Sous mes doigts, le paysage

Sous mes doigts, le paysage

Publié par Violette Tournilhac

Journal du projet

Les élèves attendent, impatients, dans la salle de classe. Ce matin, "l'artiste" va venir. Je suis devant la porte, les bras chargés, prête à entrer dans l'espace scénique de la salle de classe.

Mardi 9 janvier: Voici mes outils ! La carte IGN, le livre de géologie, la pochette imperméable, les chaussures de marche. Et puis nous parlons des formats A3, A5 : feuilles blanches, carnet blanc. Viennent les techniques : encre de Chine, stylo plume, peintures et aquarelle... autant de moyens pour bientôt les remplir, et donner du sens au vide des supports, une direction à leur espace, une profondeur à leurs deux dimensions.
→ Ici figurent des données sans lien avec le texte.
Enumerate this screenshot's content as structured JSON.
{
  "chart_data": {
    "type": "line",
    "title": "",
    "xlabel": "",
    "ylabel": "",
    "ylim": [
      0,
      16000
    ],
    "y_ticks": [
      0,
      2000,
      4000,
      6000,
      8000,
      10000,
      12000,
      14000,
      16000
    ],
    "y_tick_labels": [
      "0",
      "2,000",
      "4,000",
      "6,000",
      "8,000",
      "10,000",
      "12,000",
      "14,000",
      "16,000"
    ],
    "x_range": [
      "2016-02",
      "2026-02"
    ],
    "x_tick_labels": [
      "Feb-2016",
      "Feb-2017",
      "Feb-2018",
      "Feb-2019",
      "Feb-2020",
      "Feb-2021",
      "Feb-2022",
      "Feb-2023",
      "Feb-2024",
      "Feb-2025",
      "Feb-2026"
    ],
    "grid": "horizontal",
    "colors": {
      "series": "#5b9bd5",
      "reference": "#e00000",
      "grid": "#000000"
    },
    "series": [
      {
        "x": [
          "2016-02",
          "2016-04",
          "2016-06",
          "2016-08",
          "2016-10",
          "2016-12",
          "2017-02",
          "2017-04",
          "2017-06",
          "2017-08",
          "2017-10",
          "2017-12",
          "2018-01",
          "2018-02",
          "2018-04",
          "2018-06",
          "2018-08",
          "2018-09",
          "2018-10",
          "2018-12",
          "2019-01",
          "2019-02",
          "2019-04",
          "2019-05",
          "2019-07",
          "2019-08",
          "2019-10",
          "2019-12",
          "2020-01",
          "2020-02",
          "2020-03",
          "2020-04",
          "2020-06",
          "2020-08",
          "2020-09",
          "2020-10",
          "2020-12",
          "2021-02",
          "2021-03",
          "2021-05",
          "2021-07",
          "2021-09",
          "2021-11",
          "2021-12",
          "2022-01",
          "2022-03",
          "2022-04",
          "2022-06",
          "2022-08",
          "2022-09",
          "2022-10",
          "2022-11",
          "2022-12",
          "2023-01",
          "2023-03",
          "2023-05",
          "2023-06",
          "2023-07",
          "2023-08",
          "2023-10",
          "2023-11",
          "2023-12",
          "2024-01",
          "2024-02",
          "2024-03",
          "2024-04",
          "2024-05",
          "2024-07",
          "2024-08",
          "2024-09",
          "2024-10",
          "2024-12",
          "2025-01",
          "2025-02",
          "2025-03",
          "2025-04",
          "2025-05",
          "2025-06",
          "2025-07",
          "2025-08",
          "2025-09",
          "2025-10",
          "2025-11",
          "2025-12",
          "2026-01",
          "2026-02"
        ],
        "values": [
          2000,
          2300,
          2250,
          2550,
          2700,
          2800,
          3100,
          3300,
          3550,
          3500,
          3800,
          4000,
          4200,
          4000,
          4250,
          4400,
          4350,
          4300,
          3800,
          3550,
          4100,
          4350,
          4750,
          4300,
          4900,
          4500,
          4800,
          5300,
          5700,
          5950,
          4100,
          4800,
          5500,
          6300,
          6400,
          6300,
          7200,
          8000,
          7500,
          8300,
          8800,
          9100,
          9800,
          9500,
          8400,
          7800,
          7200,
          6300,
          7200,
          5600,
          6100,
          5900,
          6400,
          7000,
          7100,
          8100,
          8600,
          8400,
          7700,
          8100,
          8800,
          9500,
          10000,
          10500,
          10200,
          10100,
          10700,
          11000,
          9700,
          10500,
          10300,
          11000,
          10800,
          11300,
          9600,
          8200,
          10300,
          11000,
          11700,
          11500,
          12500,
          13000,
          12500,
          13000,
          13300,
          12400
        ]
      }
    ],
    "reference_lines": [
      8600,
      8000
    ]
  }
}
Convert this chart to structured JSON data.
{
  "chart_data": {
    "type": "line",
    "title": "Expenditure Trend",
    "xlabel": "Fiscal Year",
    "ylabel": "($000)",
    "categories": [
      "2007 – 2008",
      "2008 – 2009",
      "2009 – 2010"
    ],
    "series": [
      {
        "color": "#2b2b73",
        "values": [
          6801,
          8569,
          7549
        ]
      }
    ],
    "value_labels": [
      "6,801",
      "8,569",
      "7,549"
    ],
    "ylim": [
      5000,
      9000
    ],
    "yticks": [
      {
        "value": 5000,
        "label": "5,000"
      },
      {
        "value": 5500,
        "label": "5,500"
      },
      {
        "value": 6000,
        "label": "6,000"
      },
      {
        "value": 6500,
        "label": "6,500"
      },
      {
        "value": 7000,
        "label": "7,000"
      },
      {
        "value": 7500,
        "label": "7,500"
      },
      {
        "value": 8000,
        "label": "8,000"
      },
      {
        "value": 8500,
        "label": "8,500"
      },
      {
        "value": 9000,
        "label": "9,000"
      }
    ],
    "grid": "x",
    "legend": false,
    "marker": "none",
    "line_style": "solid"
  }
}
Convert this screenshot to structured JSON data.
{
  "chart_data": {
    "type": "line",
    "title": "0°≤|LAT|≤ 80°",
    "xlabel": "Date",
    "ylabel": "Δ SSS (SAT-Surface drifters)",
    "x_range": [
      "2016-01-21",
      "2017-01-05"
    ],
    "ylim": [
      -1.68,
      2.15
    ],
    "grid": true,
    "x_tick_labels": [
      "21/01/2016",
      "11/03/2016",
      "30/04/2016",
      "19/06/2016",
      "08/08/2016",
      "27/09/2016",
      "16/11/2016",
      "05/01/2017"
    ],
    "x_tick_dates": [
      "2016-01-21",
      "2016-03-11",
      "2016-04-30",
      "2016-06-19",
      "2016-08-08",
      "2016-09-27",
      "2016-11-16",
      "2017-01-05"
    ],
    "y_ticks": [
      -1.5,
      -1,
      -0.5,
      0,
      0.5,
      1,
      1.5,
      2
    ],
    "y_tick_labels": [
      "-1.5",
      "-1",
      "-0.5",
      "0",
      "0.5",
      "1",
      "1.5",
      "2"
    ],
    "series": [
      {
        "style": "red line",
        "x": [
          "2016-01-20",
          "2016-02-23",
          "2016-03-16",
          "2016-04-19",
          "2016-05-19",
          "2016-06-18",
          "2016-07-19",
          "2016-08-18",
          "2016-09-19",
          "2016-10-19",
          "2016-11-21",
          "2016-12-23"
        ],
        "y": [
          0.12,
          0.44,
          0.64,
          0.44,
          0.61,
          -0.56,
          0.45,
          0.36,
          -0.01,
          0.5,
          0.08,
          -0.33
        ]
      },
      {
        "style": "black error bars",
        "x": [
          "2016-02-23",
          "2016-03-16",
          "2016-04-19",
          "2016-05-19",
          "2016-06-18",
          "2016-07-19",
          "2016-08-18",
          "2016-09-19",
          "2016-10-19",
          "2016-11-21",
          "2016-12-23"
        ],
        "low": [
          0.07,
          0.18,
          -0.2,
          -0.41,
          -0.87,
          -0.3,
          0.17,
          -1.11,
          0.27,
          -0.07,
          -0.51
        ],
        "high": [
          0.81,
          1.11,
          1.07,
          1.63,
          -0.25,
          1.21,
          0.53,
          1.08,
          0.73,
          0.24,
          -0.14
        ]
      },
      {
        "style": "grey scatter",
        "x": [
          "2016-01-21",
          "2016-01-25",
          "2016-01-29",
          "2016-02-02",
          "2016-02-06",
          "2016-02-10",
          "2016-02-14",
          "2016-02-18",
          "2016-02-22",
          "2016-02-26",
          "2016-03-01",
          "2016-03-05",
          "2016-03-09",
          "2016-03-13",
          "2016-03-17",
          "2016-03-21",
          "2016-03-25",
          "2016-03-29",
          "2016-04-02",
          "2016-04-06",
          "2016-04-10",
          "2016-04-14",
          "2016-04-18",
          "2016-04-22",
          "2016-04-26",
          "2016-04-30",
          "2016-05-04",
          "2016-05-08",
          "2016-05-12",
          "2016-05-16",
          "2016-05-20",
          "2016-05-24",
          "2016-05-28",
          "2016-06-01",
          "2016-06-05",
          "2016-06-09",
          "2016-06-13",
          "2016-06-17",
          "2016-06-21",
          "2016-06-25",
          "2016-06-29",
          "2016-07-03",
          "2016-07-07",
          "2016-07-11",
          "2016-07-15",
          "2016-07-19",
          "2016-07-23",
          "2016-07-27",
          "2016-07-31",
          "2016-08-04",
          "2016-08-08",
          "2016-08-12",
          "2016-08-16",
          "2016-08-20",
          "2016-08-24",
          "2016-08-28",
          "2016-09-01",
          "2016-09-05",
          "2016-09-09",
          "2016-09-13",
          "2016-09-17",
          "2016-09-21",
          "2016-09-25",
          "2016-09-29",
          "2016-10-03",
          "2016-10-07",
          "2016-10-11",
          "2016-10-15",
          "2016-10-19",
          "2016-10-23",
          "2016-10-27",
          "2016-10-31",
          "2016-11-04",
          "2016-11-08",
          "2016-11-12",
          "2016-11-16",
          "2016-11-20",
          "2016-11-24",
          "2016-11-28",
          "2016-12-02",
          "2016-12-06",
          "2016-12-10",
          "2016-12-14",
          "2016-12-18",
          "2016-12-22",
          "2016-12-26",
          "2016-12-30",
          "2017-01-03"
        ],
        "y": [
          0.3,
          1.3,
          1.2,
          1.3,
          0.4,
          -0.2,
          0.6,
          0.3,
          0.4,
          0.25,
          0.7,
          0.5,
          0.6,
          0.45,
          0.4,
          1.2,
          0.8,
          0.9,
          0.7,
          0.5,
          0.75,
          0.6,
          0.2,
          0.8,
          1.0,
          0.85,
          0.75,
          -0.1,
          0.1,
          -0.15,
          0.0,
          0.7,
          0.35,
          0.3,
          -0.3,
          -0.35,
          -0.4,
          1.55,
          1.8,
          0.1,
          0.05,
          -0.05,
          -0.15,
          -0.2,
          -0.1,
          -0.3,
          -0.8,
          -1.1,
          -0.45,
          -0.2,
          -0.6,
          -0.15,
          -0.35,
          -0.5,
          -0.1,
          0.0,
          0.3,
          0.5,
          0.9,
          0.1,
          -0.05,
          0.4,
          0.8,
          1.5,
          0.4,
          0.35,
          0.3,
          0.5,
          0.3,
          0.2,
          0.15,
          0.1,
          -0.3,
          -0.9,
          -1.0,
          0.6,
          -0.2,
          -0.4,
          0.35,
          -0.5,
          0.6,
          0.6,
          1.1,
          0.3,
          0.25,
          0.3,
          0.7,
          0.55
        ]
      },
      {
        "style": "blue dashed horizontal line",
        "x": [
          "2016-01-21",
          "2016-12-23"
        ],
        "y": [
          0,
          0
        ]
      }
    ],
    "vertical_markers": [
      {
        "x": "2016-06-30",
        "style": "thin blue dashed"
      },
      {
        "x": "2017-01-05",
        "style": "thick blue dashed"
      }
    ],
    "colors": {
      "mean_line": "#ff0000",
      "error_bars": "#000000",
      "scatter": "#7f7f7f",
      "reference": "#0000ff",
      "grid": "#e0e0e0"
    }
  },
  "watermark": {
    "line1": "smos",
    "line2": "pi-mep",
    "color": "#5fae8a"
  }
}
Dans quelques heures, jours, mois- ils seront quelque chose plutôt que rien. Ces feuilles seront bientôt couvertes du crissement des branches, du murmure de la rivière, des coups d'éclat du soleil et de rires d'enfants.

Jeudi 11 janvier : Regardez ! Je reviens d'exploration. Voici des pierres et des peintures, voici des notes et des croquis, et puis voici ma joie à vous parler de la beauté que j'y ai vue. Qu'en pensez-vous ? Reconnaissez-vous les lieux, les techniques ? Trouvez-vous cela beau ? Pourquoi ? Vous savez, toutes les montagnes deviennent des grains de sables au fond des rivières. La Loire n'a pas toujours coulé ici, au fond de ce vallon... le relief s'est inversé, le volcanisme a tout changé. La rivière est partie couler dans les roches les plus tendres, et Cussac est désormais sur le flanc d'un plateau.

Vendredi 12 janvier : Ce que j'aime, dans votre pays, ce sont les lichens. Les avez-vous vu ? En voici des photos. Ils sont jaunes, verts, gris, blanc. Je prends en photo mes pieds pour donner une échelle : sans eux, qui connaîtrait la taille de cette pierre ? De même, ce personnage sur l'image nous indique la taille des arbres de la ripisylve. C'est du latin : ça veut dire "forêt de la rivière". Observez la photo : pourquoi ai-je choisi ce cadrage ? Qu'ai-je voulu dire ? Regardez les pierres sur ce muret : elles soutiennent le talus ! Sans le linteau et l'appui de fenêtre, le mur de cette maison s'effondrerait. Les hommes bâtissent en observant beaucoup. C'est beau, non, ces pierres de lave noire et ces joints blancs!